Retention Help

Heidi DiGennaro

Heidi DiGennaro

Surviving the Headset

How do we retain people? Short answer—no one knows. No one has the answer because our industry has a retention problem. Time to be blunt, folks, so buckle up and hang on. You’ve been warned.

Our job is not for everyone. It’s not even for most of the population. There’s a small segment of the world’s population who can do the job we do, and agencies everywhere need people. Of that small segment, many people are not long-haulers. Some burn out or decide this isn’t for them. What ideas do we have to hold on to our people?

Pay. We’re in this to get rich. Now that I have you laughing, think about your pay scale. Is it laughable or is it competitive? Who do you need to talk to about getting your pay competitive? If not the pay, compensation through great benefits? What about compression? If your starting pay is near or more than what your people with seniority receive, you might have compression. Don’t just think about attracting new people, think about how to keep the ones you have. There are lower stress jobs that pay more money, which may tempt them away. The ones you have are the ones you need when you have schedule shortages because they are fully trained.

Praise. How often do you praise and recognize your people? Does your administration promote the good calls and works? Do you have a Public Education team so the public understands what you do?  How about an internal tracking system of the good service an employee provides and add that to their evaluations? When I was first promoted to supervisor, I wrote “good jobs” for each employee who worked a high-acuity incident. I handed it to one of my employees, a four-year dispatcher, and he stared strangely at it. I asked him what was wrong. He told me it was the first time in four years he had been told he had done a good job. It was an emotional moment for us both. I learned the power of saying, “Good job,” and he learned he could be appreciated.

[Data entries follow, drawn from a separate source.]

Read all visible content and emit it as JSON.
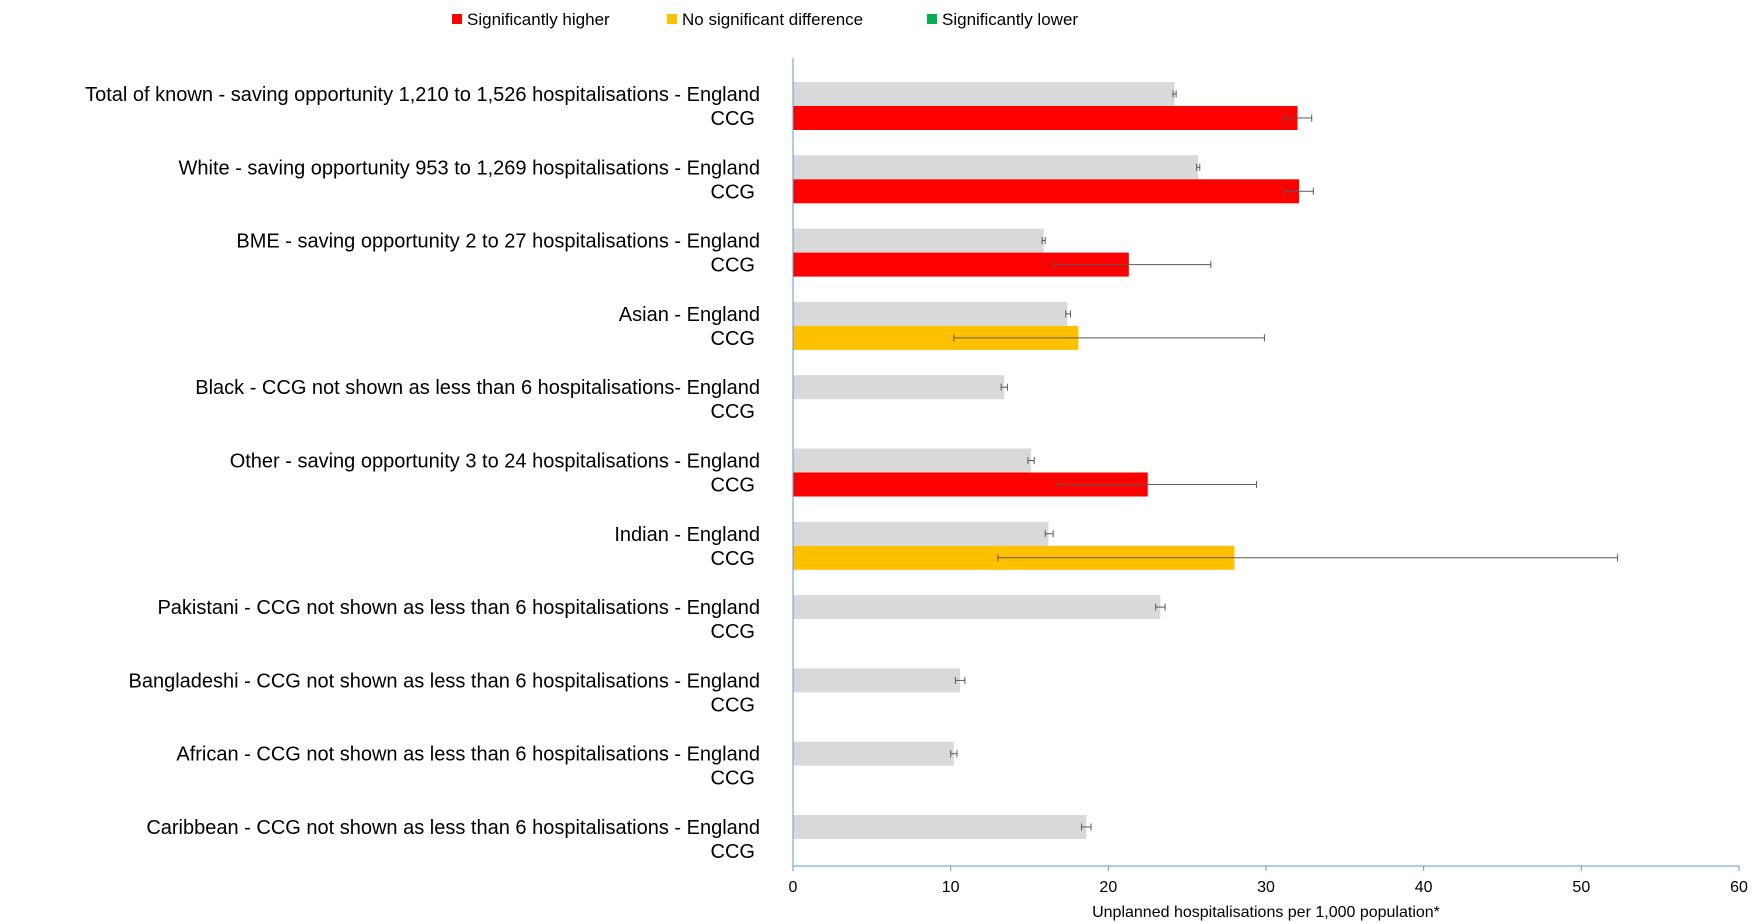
{
  "legend": [
    {
      "label": "Significantly higher",
      "color": "#ff0000"
    },
    {
      "label": "No significant difference",
      "color": "#ffc000"
    },
    {
      "label": "Significantly lower",
      "color": "#00b050"
    }
  ],
  "colors": {
    "england_bar": "#d9d9d9",
    "axis": "#5b9bd5",
    "error_bar": "#595959"
  },
  "chart_data": {
    "type": "bar",
    "orientation": "horizontal",
    "xlabel": "Unplanned hospitalisations per 1,000 population*",
    "xlim": [
      0,
      60
    ],
    "xticks": [
      0,
      10,
      20,
      30,
      40,
      50,
      60
    ],
    "grid": false,
    "legend_position": "top",
    "categories": [
      {
        "label": "Total of known - saving opportunity 1,210 to 1,526 hospitalisations - England",
        "sublabel": "CCG",
        "england": {
          "value": 24.2,
          "ci": [
            24.1,
            24.3
          ]
        },
        "ccg": {
          "value": 32.0,
          "ci": [
            31.2,
            32.9
          ],
          "significance": "Significantly higher"
        }
      },
      {
        "label": "White - saving opportunity 953 to 1,269 hospitalisations - England",
        "sublabel": "CCG",
        "england": {
          "value": 25.7,
          "ci": [
            25.6,
            25.8
          ]
        },
        "ccg": {
          "value": 32.1,
          "ci": [
            31.2,
            33.0
          ],
          "significance": "Significantly higher"
        }
      },
      {
        "label": "BME - saving opportunity 2 to 27 hospitalisations - England",
        "sublabel": "CCG",
        "england": {
          "value": 15.9,
          "ci": [
            15.8,
            16.0
          ]
        },
        "ccg": {
          "value": 21.3,
          "ci": [
            16.6,
            26.5
          ],
          "significance": "Significantly higher"
        }
      },
      {
        "label": "Asian - England",
        "sublabel": "CCG",
        "england": {
          "value": 17.4,
          "ci": [
            17.3,
            17.6
          ]
        },
        "ccg": {
          "value": 18.1,
          "ci": [
            10.2,
            29.9
          ],
          "significance": "No significant difference"
        }
      },
      {
        "label": "Black - CCG not shown as less than 6 hospitalisations- England",
        "sublabel": "CCG",
        "england": {
          "value": 13.4,
          "ci": [
            13.2,
            13.6
          ]
        },
        "ccg": null
      },
      {
        "label": "Other - saving opportunity 3 to 24 hospitalisations - England",
        "sublabel": "CCG",
        "england": {
          "value": 15.1,
          "ci": [
            14.9,
            15.3
          ]
        },
        "ccg": {
          "value": 22.5,
          "ci": [
            16.8,
            29.4
          ],
          "significance": "Significantly higher"
        }
      },
      {
        "label": "Indian - England",
        "sublabel": "CCG",
        "england": {
          "value": 16.2,
          "ci": [
            16.0,
            16.5
          ]
        },
        "ccg": {
          "value": 28.0,
          "ci": [
            13.0,
            52.3
          ],
          "significance": "No significant difference"
        }
      },
      {
        "label": "Pakistani - CCG not shown as less than 6 hospitalisations - England",
        "sublabel": "CCG",
        "england": {
          "value": 23.3,
          "ci": [
            23.0,
            23.6
          ]
        },
        "ccg": null
      },
      {
        "label": "Bangladeshi - CCG not shown as less than 6 hospitalisations - England",
        "sublabel": "CCG",
        "england": {
          "value": 10.6,
          "ci": [
            10.3,
            10.9
          ]
        },
        "ccg": null
      },
      {
        "label": "African - CCG not shown as less than 6 hospitalisations - England",
        "sublabel": "CCG",
        "england": {
          "value": 10.2,
          "ci": [
            10.0,
            10.4
          ]
        },
        "ccg": null
      },
      {
        "label": "Caribbean - CCG not shown as less than 6 hospitalisations - England",
        "sublabel": "CCG",
        "england": {
          "value": 18.6,
          "ci": [
            18.3,
            18.9
          ]
        },
        "ccg": null
      }
    ]
  }
}
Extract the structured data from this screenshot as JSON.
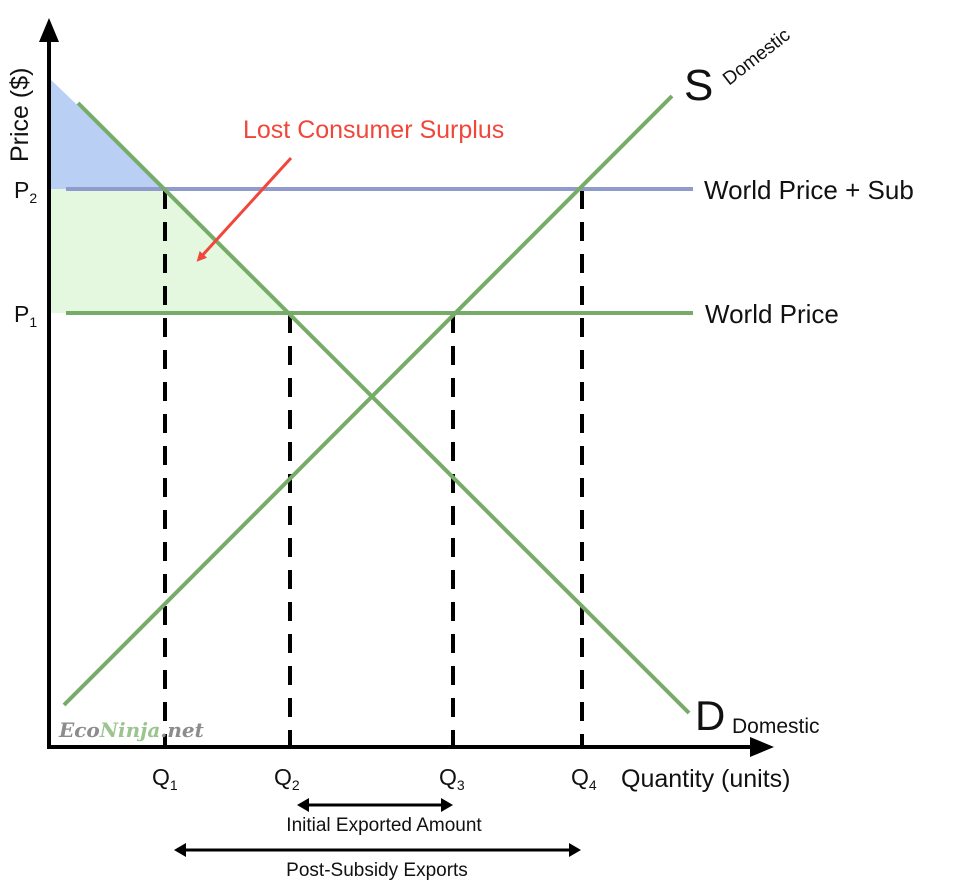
{
  "axes": {
    "y_label": "Price ($)",
    "x_label": "Quantity (units)"
  },
  "price_ticks": {
    "p2": {
      "main": "P",
      "sub": "2"
    },
    "p1": {
      "main": "P",
      "sub": "1"
    }
  },
  "quantity_ticks": [
    {
      "main": "Q",
      "sub": "1"
    },
    {
      "main": "Q",
      "sub": "2"
    },
    {
      "main": "Q",
      "sub": "3"
    },
    {
      "main": "Q",
      "sub": "4"
    }
  ],
  "curves": {
    "supply": {
      "main": "S",
      "sub": "Domestic"
    },
    "demand": {
      "main": "D",
      "sub": "Domestic"
    },
    "world_price_sub": "World Price + Sub",
    "world_price": "World Price"
  },
  "annotations": {
    "lost_consumer_surplus": "Lost Consumer Surplus",
    "initial_exports": "Initial Exported Amount",
    "post_subsidy_exports": "Post-Subsidy Exports"
  },
  "watermark": {
    "part1": "Eco",
    "part2": "Ninja",
    "part3": ".net"
  },
  "colors": {
    "curve_green": "#77ab68",
    "subsidy_line": "#8f9bcc",
    "lost_cs_fill": "#b9d0f4",
    "cs_fill": "#e3f8de",
    "annotation_red": "#f0473a"
  }
}
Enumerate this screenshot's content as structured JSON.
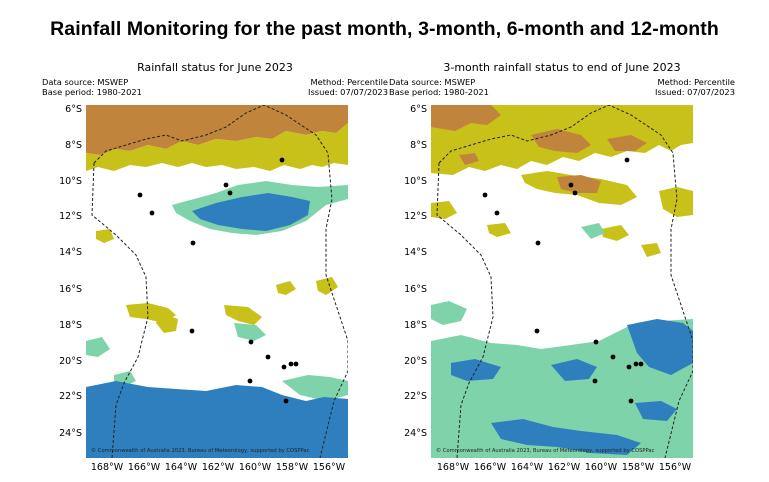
{
  "title": "Rainfall Monitoring for the past month, 3-month, 6-month and 12-month",
  "colors": {
    "very_much_above": "#c0843c",
    "above": "#c8c11a",
    "below": "#7fd3aa",
    "very_much_below": "#2f7fbe",
    "boundary": "#222222",
    "station": "#000000"
  },
  "panels": [
    {
      "title": "Rainfall status for June 2023",
      "data_source": "Data source: MSWEP",
      "base_period": "Base period: 1980-2021",
      "method": "Method: Percentile",
      "issued": "Issued: 07/07/2023",
      "copyright": "© Commonwealth of Australia 2023, Bureau of Meteorology, supported by COSPPac"
    },
    {
      "title": "3-month rainfall status to end of June 2023",
      "data_source": "Data source: MSWEP",
      "base_period": "Base period: 1980-2021",
      "method": "Method: Percentile",
      "issued": "Issued: 07/07/2023",
      "copyright": "© Commonwealth of Australia 2023, Bureau of Meteorology, supported by COSPPac"
    }
  ],
  "axes": {
    "lat_labels": [
      "6°S",
      "8°S",
      "10°S",
      "12°S",
      "14°S",
      "16°S",
      "18°S",
      "20°S",
      "22°S",
      "24°S"
    ],
    "lon_labels": [
      "168°W",
      "166°W",
      "164°W",
      "162°W",
      "160°W",
      "158°W",
      "156°W"
    ]
  }
}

Wellness. Physical wellness is one thing; mental welfare is another. Do you have a peer support team? 24/7 availability to help if needed? Anonymous help available? How about including your telecommunicators in after-actions, CISM, and hot washes to identify strengths and weaknesses of the response to a given event? We hear what’s happening on the phone and radio; sometimes the mental images can be worse than reality. A telecommunicator may reach the point of needing help and not know how to ask or what outlets are available. Or they might not know they need help. If there are signs, are your people trained to see developing problems?   

Training. What’s your training program? How long does it take to go from start to trained and counting on the schedule? Does your agency welcome new hires, tolerate them, or test them, chew them up, and see what happens? What’s your style? 

Comfort. The job is hard enough. I wore the military styled Class B uniform daily for several years, and I know how miserable they can be and how much maintenance is required. Has your agency considered switching to a polo and khaki-type pants or a T-shirt with your logo? Make casual Fridays or a casual weekend?  What about—and this costs administration nothing—presentable jeans if your agency allows it?  What about charity T-shirts or cancer awareness T-shirts as a uniform option? Give employees the option to buy their casual uniforms and input on design; employees will buy.                              

This is just a sampling of the retention octopus. What’s the employee’s input into policies and procedures? Suggestion process? The dispatch environment—is your center due for a refresh, new chairs, etc.? Equipment—does it work right or does it break constantly? Your schedule open to suggestions? There are more.     

Take a good, hard look around and see what you can do.